As reported by the Associated Press, the International Seabed Authority — the United Nations body that regulates the world’s ocean floor — is preparing to resume negotiations that could open the international seabed for mining, including for materials critical for the green energy transition.

Years-long negotiations are reaching a critical point where the authority will soon need to begin accepting mining permit applications, adding to worries over the potential impacts on sparsely researched marine ecosystems and habitats of the deep sea.

The list of countries calling for a pause on deep-sea mining continued to grow this week ahead of a key moment that mining companies hope will launch the fledgling industry and its opponents hope could clip its wings, perhaps for good.
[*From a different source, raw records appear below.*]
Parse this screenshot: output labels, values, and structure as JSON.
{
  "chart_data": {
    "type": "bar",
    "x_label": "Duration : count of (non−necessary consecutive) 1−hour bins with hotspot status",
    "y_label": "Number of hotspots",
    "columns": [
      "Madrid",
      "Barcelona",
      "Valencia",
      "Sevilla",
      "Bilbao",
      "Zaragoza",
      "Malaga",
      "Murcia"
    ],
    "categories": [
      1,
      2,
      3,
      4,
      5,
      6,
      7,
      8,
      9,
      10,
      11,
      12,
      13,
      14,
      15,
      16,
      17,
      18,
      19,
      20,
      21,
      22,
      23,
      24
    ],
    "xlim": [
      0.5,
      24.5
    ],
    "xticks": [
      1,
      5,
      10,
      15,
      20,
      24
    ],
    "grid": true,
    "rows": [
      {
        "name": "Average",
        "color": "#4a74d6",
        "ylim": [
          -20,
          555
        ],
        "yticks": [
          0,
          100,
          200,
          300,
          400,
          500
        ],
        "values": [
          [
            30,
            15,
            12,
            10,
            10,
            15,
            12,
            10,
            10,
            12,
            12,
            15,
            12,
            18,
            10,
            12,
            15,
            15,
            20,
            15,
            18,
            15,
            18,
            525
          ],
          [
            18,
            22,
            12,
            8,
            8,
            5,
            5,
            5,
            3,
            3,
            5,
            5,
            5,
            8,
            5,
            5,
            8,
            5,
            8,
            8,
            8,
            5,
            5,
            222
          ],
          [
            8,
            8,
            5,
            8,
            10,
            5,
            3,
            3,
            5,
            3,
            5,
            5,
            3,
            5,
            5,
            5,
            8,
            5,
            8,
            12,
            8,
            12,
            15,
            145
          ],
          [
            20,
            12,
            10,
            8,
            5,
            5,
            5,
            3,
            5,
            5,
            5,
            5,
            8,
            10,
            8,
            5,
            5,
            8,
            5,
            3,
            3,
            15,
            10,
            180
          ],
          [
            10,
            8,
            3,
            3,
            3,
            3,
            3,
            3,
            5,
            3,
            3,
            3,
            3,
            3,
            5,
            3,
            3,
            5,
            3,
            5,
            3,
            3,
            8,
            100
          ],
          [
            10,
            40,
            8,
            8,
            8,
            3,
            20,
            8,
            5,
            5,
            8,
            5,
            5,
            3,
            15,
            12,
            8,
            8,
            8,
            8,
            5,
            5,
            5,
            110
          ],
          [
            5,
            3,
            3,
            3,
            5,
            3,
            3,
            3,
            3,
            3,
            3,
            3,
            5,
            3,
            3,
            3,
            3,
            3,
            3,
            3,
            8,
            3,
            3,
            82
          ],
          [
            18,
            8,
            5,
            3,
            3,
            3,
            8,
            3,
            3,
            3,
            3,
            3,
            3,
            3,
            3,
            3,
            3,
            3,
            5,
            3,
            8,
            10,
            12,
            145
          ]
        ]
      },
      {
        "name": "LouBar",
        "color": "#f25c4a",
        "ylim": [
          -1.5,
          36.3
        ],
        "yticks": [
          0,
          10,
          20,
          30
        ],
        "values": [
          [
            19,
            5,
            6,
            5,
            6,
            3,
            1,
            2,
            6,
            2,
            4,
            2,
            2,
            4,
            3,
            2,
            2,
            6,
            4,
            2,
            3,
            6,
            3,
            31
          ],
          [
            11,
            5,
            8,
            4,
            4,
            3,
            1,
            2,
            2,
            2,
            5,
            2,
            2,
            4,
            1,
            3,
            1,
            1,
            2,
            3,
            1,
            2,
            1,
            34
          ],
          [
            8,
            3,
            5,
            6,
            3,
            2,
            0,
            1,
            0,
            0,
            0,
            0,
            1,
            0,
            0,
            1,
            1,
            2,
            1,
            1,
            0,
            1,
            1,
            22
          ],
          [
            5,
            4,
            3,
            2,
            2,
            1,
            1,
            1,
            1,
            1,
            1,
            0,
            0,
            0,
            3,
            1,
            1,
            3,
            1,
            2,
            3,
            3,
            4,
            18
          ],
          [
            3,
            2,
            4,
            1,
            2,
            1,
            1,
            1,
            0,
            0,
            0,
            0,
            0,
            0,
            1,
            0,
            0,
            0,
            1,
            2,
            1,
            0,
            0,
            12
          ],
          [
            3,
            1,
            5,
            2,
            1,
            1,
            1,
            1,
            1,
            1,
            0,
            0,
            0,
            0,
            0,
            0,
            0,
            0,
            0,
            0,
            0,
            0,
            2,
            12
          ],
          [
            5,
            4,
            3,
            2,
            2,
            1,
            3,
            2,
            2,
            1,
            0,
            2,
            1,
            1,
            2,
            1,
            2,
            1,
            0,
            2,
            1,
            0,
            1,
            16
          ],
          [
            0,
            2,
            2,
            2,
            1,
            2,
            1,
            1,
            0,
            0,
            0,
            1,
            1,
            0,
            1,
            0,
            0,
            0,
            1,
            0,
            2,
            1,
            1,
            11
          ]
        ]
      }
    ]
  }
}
Ireland and Sweden became the latest developed economies to join critics, including scientists, environmental organizations and multinationals such as BMW, Volvo and Samsung. The carmakers have committed not to use minerals mined from the seabed in their electric vehicles.

No deep-sea mining contracts have yet been authorized, but efforts by the industry and some states, including Norway, have accelerated the race to mine for metals in the planet’s last unexplored frontier.
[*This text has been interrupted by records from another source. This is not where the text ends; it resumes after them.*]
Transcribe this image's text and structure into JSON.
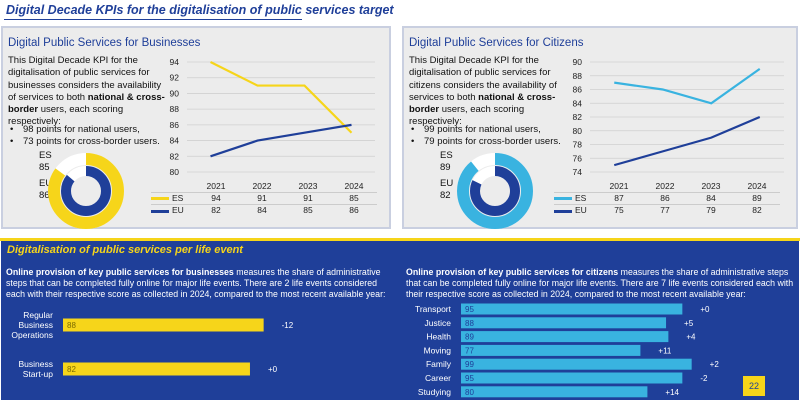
{
  "page": {
    "title": "Digital Decade KPIs for the digitalisation of public services target",
    "page_number": "22"
  },
  "colors": {
    "navy": "#1f3f99",
    "yellow": "#f6d51a",
    "cyan": "#39b3e0",
    "panel_bg": "#ececec"
  },
  "business": {
    "title": "Digital Public Services for Businesses",
    "desc_1": "This Digital Decade KPI for the digitalisation of public services for businesses considers the availability of services to both ",
    "desc_bold": "national & cross-border",
    "desc_2": " users, each scoring respectively:",
    "bullet_1": "98 points for national users,",
    "bullet_2": "73 points for cross-border users.",
    "es_label": "ES",
    "es_value": "85",
    "eu_label": "EU",
    "eu_value": "86"
  },
  "citizens": {
    "title": "Digital Public Services for Citizens",
    "desc_1": "This Digital Decade KPI for the digitalisation of public services for citizens considers the availability of services to both ",
    "desc_bold": "national & cross-border",
    "desc_2": " users, each scoring respectively:",
    "bullet_1": "99 points for national users,",
    "bullet_2": "79 points for cross-border users.",
    "es_label": "ES",
    "es_value": "89",
    "eu_label": "EU",
    "eu_value": "82"
  },
  "life_events": {
    "title": "Digitalisation of public services per life event",
    "business_desc_bold": "Online provision of key public services for businesses",
    "business_desc_rest": " measures the share of administrative steps that can be completed fully online for major life events. There are 2 life events considered each with their respective score as collected in 2024, compared to the most recent available year:",
    "citizens_desc_bold": "Online provision of key public services for citizens",
    "citizens_desc_rest": " measures the share of administrative steps that can be completed fully online for major life events. There are 7 life events considered each with their respective score as collected in 2024, compared to the most recent available year:"
  },
  "chart_data": [
    {
      "type": "pie",
      "title": "",
      "series": [
        {
          "name": "ES",
          "values": [
            85
          ]
        },
        {
          "name": "EU",
          "values": [
            86
          ]
        }
      ],
      "ylim": [
        0,
        100
      ]
    },
    {
      "type": "line",
      "title": "",
      "categories": [
        "2021",
        "2022",
        "2023",
        "2024"
      ],
      "series": [
        {
          "name": "ES",
          "values": [
            94,
            91,
            91,
            85
          ]
        },
        {
          "name": "EU",
          "values": [
            82,
            84,
            85,
            86
          ]
        }
      ],
      "ylim": [
        80,
        94
      ],
      "yticks": [
        80,
        82,
        84,
        86,
        88,
        90,
        92,
        94
      ],
      "grid": true,
      "legend": "data table below"
    },
    {
      "type": "pie",
      "title": "",
      "series": [
        {
          "name": "ES",
          "values": [
            89
          ]
        },
        {
          "name": "EU",
          "values": [
            82
          ]
        }
      ],
      "ylim": [
        0,
        100
      ]
    },
    {
      "type": "line",
      "title": "",
      "categories": [
        "2021",
        "2022",
        "2023",
        "2024"
      ],
      "series": [
        {
          "name": "ES",
          "values": [
            87,
            86,
            84,
            89
          ]
        },
        {
          "name": "EU",
          "values": [
            75,
            77,
            79,
            82
          ]
        }
      ],
      "ylim": [
        74,
        90
      ],
      "yticks": [
        74,
        76,
        78,
        80,
        82,
        84,
        86,
        88,
        90
      ],
      "grid": true,
      "legend": "data table below"
    },
    {
      "type": "bar",
      "title": "",
      "orientation": "horizontal",
      "categories": [
        "Regular Business Operations",
        "Business Start-up"
      ],
      "values": [
        88,
        82
      ],
      "changes": [
        "-12",
        "+0"
      ],
      "xlim": [
        0,
        100
      ]
    },
    {
      "type": "bar",
      "title": "",
      "orientation": "horizontal",
      "categories": [
        "Transport",
        "Justice",
        "Health",
        "Moving",
        "Family",
        "Career",
        "Studying"
      ],
      "values": [
        95,
        88,
        89,
        77,
        99,
        95,
        80
      ],
      "changes": [
        "+0",
        "+5",
        "+4",
        "+11",
        "+2",
        "-2",
        "+14"
      ],
      "xlim": [
        0,
        100
      ]
    }
  ]
}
According to an article in the Guardian, it is a critical time. With a deadline due to expire on Sunday, commercial applications for deep-sea mining could be given the green light despite the absence of any regulations. From Monday, the International Seabed Authority will meet in Kingston, Jamaica, until 28 July to resume negotiations.
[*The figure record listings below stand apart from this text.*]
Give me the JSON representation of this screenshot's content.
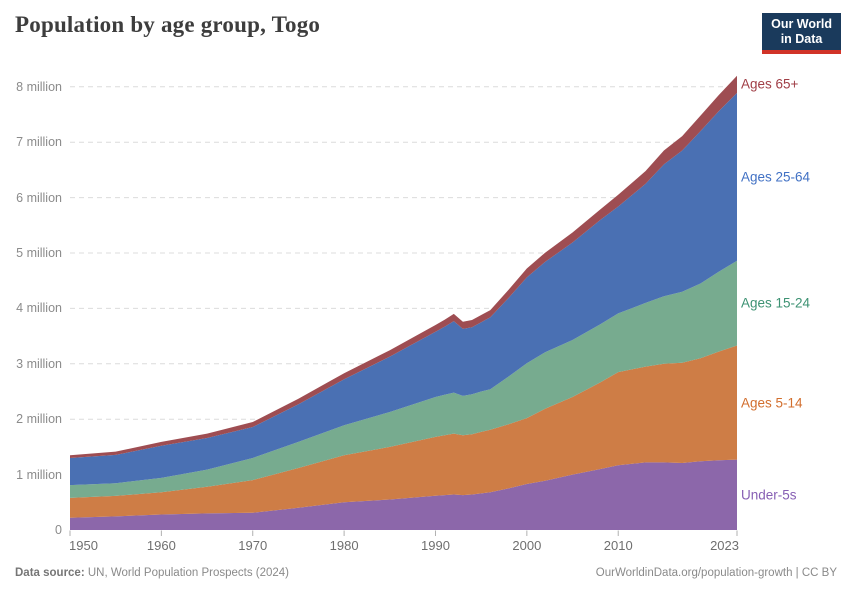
{
  "header": {
    "title": "Population by age group, Togo",
    "logo": {
      "line1": "Our World",
      "line2": "in Data",
      "bg_color": "#1a3a5c",
      "accent_color": "#d13328"
    }
  },
  "footer": {
    "source_label": "Data source:",
    "source_text": "UN, World Population Prospects (2024)",
    "citation": "OurWorldinData.org/population-growth | CC BY"
  },
  "chart_data": {
    "type": "area",
    "stacked": true,
    "title": "Population by age group, Togo",
    "xlabel": "",
    "ylabel": "",
    "unit": "people",
    "x_range": [
      1950,
      2023
    ],
    "ylim": [
      0,
      8.2
    ],
    "grid": "horizontal-dashed",
    "legend_position": "right-inline-labels",
    "x": [
      1950,
      1955,
      1960,
      1965,
      1970,
      1975,
      1980,
      1985,
      1990,
      1991,
      1992,
      1993,
      1994,
      1995,
      1996,
      1998,
      2000,
      2002,
      2005,
      2008,
      2010,
      2013,
      2015,
      2017,
      2019,
      2021,
      2023
    ],
    "series": [
      {
        "name": "Under-5s",
        "color": "#8c67aa",
        "label_color": "#875fb4",
        "values": [
          0.22,
          0.245,
          0.28,
          0.3,
          0.31,
          0.4,
          0.5,
          0.55,
          0.62,
          0.63,
          0.64,
          0.63,
          0.64,
          0.66,
          0.68,
          0.75,
          0.83,
          0.89,
          1.0,
          1.1,
          1.17,
          1.22,
          1.22,
          1.21,
          1.24,
          1.26,
          1.27
        ]
      },
      {
        "name": "Ages 5-14",
        "color": "#ce7d46",
        "label_color": "#d26e2d",
        "values": [
          0.36,
          0.37,
          0.4,
          0.48,
          0.59,
          0.72,
          0.85,
          0.95,
          1.06,
          1.08,
          1.1,
          1.08,
          1.09,
          1.11,
          1.13,
          1.16,
          1.19,
          1.3,
          1.4,
          1.56,
          1.68,
          1.73,
          1.78,
          1.81,
          1.86,
          1.96,
          2.06
        ]
      },
      {
        "name": "Ages 15-24",
        "color": "#77ab8f",
        "label_color": "#3d9273",
        "values": [
          0.23,
          0.23,
          0.26,
          0.31,
          0.4,
          0.47,
          0.54,
          0.63,
          0.72,
          0.73,
          0.74,
          0.71,
          0.72,
          0.73,
          0.73,
          0.86,
          0.99,
          1.02,
          1.03,
          1.05,
          1.06,
          1.15,
          1.22,
          1.28,
          1.35,
          1.44,
          1.53
        ]
      },
      {
        "name": "Ages 25-64",
        "color": "#4a70b3",
        "label_color": "#4171c4",
        "values": [
          0.49,
          0.51,
          0.58,
          0.57,
          0.56,
          0.68,
          0.83,
          1.0,
          1.18,
          1.23,
          1.29,
          1.21,
          1.21,
          1.25,
          1.3,
          1.42,
          1.55,
          1.63,
          1.76,
          1.88,
          1.93,
          2.15,
          2.38,
          2.55,
          2.75,
          2.9,
          3.03
        ]
      },
      {
        "name": "Ages 65+",
        "color": "#9e4d52",
        "label_color": "#a03e46",
        "values": [
          0.05,
          0.06,
          0.07,
          0.08,
          0.09,
          0.1,
          0.11,
          0.115,
          0.12,
          0.125,
          0.13,
          0.13,
          0.13,
          0.13,
          0.13,
          0.145,
          0.16,
          0.165,
          0.18,
          0.19,
          0.21,
          0.23,
          0.25,
          0.26,
          0.28,
          0.29,
          0.31
        ]
      }
    ],
    "yticks": [
      {
        "value": 0,
        "label": "0"
      },
      {
        "value": 1,
        "label": "1 million"
      },
      {
        "value": 2,
        "label": "2 million"
      },
      {
        "value": 3,
        "label": "3 million"
      },
      {
        "value": 4,
        "label": "4 million"
      },
      {
        "value": 5,
        "label": "5 million"
      },
      {
        "value": 6,
        "label": "6 million"
      },
      {
        "value": 7,
        "label": "7 million"
      },
      {
        "value": 8,
        "label": "8 million"
      }
    ],
    "xticks": [
      {
        "value": 1950,
        "label": "1950"
      },
      {
        "value": 1960,
        "label": "1960"
      },
      {
        "value": 1970,
        "label": "1970"
      },
      {
        "value": 1980,
        "label": "1980"
      },
      {
        "value": 1990,
        "label": "1990"
      },
      {
        "value": 2000,
        "label": "2000"
      },
      {
        "value": 2010,
        "label": "2010"
      },
      {
        "value": 2023,
        "label": "2023"
      }
    ]
  }
}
Much is at stake. Scientists have warned of large-scale, severe, and irreversible harm to global ocean ecosystems, already threatened by the climate and biodiversity crises if deep-sea mining goes ahead. Too little is known about the ocean’s abyss even to draw up regulations, they say.

Last month, the European Academies Science Advisory Council warned of the “dire consequences” for marine ecosystems and against the “misleading narrative” that deep-sea mining is necessary for metals required to meet the transition to a low-carbon economy.

Mining below 200 meters (650ft) can lead to harmful noise, vibration, and light pollution. There is also the risk of leaks and spills of fuels and other chemicals used in the mining process.